Dfinity Internet Computer was one of the most anticipated crypto projects, promising to limitlessly scale the blockchain, taking almost 4 years and raising 100s of millions in funding. However shortly, after the native ICP token became tradable in May 2021, the token has lost 95% of its value until now, in the short span of ~1.5 months. What must have caused this spectacular fall? Some users allege – team and insiders dumping the token!

Reddit Post Alleging Dfinity Internet Computer Retail Dump
Reddit Post Alleging Dfinity Internet Computer Retail Dump

Dfinity Internet Computer: How it All Started

Quite a few posts made on Reddit ICPTrader have users alleging that the Dfinity Internet Computer team has dumped millions of ICP tokens since the token became tradable. A user named @trapsandwich wrote a detailed analysis, a month ago, presenting extensive research on the team that sold their tokens at launch by linking wallets continuously sending the tokens to exchanges for liquidations.

He alleges that the team token wasn’t properly vested and a lot of them were sold tanking the price, whilst everybody else tokens were locked, due to the vesting. He found a figure of 20 million tokens and assuming a conservative price of $300, which likely meant that they were cashed out for around $6 billion USD!

Reddit Post Alleging Dfinity Internet Computer Retail Dump
Reddit Post Alleging Dfinity Internet Computer Retail Dump

Another Reddit post now alleges that the number is considerably higher and presents an overview of top ICP accounts. It can be seen that top Dfinity Internet Computer accounts have reduced their holdings, a feat technically impossible for seed round buyers, as their purchased tokens, come with a lock-up period and haven’t gone tradable yet. The Dfinity Internet Computer so far hasn’t responded to these claims with refutations.

Technicals behind ICP

ICP buyers can have little solace from the fact that the other tokens aren’t doing so well either and there is a micro bear market in progress, by all indications. However, most other tokens haven’t lost 95% of their value either. For instance, most DeFi tokens are currently reporting a loss of 35-70% from their all-time high positions. So, why is Dfinity / Internet Computer showing worse results apart from the team dump allegations?

The answer might lie in the low initial float. Dfinity / Internet Computer ICP token was introduced with a circulating supply of 134.8 million. However, the total remains at 469.2 million tokens. That’s only 28.74% of the total supply. How does that affect price? After the initial hype and euphoria fall, traders quickly look towards long-term valuations.

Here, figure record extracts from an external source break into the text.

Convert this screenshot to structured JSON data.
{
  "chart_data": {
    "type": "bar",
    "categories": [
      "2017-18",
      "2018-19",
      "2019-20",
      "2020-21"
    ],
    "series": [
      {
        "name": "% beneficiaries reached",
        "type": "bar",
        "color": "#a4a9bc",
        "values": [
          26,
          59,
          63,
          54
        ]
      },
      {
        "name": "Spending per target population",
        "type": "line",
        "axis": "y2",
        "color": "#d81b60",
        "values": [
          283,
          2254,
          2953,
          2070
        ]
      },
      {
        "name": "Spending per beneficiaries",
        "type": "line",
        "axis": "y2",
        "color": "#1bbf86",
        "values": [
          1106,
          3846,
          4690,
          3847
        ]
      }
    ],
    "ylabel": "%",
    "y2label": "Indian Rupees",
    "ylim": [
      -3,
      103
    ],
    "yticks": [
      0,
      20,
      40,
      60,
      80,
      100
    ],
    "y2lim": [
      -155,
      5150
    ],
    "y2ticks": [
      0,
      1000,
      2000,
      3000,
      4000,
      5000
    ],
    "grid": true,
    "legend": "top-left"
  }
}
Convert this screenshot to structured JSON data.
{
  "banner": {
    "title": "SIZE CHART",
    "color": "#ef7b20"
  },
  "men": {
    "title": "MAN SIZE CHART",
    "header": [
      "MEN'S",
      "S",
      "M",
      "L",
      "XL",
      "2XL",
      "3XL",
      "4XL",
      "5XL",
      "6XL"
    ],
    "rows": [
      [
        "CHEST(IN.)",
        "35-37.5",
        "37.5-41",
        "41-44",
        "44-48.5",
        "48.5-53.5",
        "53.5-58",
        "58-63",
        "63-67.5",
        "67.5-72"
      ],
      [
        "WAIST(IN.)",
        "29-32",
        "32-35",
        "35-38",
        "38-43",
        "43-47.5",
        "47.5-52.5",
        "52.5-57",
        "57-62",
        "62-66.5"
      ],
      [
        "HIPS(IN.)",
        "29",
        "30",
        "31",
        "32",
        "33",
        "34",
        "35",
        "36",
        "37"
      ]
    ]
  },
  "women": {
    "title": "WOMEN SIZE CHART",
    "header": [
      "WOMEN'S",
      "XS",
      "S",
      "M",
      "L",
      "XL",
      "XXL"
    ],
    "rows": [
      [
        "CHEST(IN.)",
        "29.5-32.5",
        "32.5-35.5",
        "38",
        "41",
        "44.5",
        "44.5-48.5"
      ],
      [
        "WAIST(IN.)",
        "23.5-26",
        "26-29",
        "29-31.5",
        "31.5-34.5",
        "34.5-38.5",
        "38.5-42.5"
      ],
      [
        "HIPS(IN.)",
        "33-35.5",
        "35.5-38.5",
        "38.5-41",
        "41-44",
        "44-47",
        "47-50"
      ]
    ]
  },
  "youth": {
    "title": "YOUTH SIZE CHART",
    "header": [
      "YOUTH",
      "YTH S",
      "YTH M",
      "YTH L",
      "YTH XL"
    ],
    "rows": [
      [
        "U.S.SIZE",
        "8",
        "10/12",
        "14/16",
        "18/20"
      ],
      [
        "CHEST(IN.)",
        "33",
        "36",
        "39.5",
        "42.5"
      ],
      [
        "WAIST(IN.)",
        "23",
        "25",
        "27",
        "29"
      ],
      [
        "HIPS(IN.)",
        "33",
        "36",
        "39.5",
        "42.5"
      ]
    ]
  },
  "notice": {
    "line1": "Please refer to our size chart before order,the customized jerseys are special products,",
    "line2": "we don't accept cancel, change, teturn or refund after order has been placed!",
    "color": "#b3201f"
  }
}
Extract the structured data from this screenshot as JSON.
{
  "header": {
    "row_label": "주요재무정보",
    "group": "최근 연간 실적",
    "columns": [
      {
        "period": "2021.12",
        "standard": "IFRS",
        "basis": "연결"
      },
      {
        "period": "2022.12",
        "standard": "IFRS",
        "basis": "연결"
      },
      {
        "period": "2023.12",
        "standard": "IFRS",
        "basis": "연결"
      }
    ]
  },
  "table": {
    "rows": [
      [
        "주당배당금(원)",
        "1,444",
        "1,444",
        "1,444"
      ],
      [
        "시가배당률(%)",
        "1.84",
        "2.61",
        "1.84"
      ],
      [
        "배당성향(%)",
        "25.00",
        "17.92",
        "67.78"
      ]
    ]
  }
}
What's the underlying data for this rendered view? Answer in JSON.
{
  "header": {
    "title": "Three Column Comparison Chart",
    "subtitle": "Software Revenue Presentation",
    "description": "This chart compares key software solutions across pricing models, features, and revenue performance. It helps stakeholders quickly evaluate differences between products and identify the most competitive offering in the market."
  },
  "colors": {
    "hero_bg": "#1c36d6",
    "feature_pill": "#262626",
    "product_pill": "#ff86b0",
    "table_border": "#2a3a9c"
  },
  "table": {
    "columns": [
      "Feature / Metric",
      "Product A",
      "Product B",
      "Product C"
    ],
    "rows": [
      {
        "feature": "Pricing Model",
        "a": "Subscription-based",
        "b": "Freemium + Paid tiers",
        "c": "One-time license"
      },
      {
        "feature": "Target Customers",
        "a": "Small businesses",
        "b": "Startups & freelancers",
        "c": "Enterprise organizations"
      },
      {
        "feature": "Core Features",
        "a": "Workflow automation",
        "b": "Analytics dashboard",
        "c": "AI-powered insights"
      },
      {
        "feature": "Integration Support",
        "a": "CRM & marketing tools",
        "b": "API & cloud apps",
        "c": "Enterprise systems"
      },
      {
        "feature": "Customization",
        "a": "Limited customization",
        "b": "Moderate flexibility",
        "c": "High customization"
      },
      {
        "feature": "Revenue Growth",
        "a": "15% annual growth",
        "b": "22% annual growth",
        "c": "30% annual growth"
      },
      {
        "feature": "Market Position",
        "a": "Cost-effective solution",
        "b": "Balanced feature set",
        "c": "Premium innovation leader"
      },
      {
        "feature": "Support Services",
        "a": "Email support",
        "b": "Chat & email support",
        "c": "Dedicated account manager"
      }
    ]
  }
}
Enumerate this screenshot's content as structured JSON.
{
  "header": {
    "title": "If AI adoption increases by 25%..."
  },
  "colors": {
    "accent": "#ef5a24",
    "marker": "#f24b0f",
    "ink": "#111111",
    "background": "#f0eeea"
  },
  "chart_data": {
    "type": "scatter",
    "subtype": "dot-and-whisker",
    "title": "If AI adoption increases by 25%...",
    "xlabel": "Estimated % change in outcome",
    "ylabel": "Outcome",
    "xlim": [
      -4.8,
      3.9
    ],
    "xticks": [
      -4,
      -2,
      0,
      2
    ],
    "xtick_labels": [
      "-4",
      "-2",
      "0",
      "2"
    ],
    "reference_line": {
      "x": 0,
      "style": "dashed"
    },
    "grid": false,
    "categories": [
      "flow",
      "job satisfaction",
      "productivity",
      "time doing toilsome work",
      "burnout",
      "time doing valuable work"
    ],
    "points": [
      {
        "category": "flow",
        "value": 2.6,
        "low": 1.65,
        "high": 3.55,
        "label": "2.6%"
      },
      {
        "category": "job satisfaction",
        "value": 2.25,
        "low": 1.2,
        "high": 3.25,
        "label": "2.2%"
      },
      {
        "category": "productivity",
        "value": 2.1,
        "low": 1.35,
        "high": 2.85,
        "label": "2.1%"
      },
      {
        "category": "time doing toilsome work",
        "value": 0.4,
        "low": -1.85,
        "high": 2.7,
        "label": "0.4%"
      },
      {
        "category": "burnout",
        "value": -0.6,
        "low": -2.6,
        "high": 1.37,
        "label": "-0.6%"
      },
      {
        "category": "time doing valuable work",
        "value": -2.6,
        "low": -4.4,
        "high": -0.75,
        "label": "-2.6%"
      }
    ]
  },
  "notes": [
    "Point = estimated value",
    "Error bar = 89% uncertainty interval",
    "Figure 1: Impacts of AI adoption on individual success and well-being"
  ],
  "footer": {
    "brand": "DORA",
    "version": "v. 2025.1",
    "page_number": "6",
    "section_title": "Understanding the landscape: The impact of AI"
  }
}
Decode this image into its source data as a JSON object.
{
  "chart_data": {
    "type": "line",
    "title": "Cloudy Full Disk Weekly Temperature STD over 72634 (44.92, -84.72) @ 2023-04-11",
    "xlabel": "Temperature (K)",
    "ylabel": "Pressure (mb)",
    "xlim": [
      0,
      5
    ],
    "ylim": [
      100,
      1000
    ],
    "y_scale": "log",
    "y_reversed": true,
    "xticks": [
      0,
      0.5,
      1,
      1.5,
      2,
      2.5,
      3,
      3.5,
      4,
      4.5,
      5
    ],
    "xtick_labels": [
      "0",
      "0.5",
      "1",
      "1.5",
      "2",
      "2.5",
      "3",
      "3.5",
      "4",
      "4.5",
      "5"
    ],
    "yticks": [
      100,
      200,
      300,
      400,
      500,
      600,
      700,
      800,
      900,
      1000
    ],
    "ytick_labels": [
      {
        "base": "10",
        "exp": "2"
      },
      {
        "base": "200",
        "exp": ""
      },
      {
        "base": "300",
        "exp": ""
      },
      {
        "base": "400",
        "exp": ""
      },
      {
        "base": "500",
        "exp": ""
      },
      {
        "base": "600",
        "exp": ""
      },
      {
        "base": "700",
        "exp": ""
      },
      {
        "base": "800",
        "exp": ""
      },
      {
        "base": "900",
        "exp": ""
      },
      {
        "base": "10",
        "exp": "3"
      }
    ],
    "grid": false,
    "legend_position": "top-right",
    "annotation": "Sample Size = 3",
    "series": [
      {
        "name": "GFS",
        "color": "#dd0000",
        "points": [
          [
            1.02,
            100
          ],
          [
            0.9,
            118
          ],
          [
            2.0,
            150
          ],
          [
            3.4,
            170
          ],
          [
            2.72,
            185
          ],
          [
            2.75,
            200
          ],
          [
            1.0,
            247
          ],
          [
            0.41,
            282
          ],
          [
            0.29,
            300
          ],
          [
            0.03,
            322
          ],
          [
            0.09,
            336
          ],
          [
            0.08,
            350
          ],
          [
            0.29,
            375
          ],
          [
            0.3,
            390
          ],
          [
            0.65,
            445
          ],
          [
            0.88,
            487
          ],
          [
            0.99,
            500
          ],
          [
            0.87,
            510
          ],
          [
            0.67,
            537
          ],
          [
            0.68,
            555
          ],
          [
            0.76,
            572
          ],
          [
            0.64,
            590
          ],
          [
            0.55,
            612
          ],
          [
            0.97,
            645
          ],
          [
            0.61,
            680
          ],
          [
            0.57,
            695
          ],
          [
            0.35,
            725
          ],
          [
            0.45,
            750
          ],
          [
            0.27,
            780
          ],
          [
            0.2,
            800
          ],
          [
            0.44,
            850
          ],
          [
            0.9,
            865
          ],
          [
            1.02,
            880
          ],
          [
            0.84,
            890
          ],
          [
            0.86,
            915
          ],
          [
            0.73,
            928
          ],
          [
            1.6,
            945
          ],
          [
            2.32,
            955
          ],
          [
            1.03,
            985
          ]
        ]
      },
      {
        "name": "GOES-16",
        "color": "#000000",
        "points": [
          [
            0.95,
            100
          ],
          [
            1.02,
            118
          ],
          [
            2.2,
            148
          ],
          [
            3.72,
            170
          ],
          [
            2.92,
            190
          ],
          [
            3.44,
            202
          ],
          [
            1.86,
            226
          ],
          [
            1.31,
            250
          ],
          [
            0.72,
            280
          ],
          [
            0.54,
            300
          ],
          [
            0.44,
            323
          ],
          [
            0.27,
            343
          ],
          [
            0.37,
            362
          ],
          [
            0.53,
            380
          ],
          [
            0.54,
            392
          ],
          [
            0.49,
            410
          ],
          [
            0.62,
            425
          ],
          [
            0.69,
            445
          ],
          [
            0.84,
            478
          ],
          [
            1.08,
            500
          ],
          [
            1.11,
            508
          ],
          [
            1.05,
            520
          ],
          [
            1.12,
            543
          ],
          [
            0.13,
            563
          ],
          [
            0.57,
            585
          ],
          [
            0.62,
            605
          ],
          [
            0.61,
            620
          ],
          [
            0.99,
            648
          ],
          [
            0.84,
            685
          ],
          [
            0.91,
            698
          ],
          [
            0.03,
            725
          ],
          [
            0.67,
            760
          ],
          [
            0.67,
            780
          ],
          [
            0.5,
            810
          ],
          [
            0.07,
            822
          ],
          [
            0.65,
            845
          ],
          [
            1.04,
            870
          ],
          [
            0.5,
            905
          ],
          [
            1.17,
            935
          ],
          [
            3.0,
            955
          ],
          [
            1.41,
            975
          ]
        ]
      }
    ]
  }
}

For instance, assuming a 134.8 million supply and noting $700 ATH price – Dfinity / Internet Computer would have a total market capitalization of $94 billion. Now apply the fully diluted valuation by multiplying the current Price by the total supply (circulating and otherwise), it comes to an astronomical $328 billion valuation for the whole project. At that time, it would have put it right behind Ethereum at a $455 billion market cap.

Sustainable? We think not, quite the opposite actually. ICP tokens traded for quite some time in the $100-$120 per token range. Again, this meant $13.4 billion – $16.1 billion valuations as actual market cap and $46.9 billion – $56.3 billion as the fully diluted valuation (FDV). In comparison, this would have meant a higher market ranking than most DeFi protocols, at that time.

What about TODAY?

Currently, the price has fallen to ~$31.5. This means ICP has a current market cap of relatively modest $4.2 billion and FDV of $14.8 billion. In comparison, Uniswap has a current market cap of $8.4 billion and FDV of $16.1 billion. For now, it’s the top-ranked DeFi protocol. The second highest is Chainlink itself, with a market cap of $7.6 billion and $17.4 billion FDV. 

Besides the notorious alleged team dump on retail practice, Dfinity / Internet Computer appears to have fallen victim to its own initial hype, unrealistic valuation, extensive marketing, and abundant liquidity available at launch, since listing almost immediately at top exchanges. It also helped the team sell a large part of their holdings. This happened by allowing them to exit at the expense of unsuspecting retail buyers.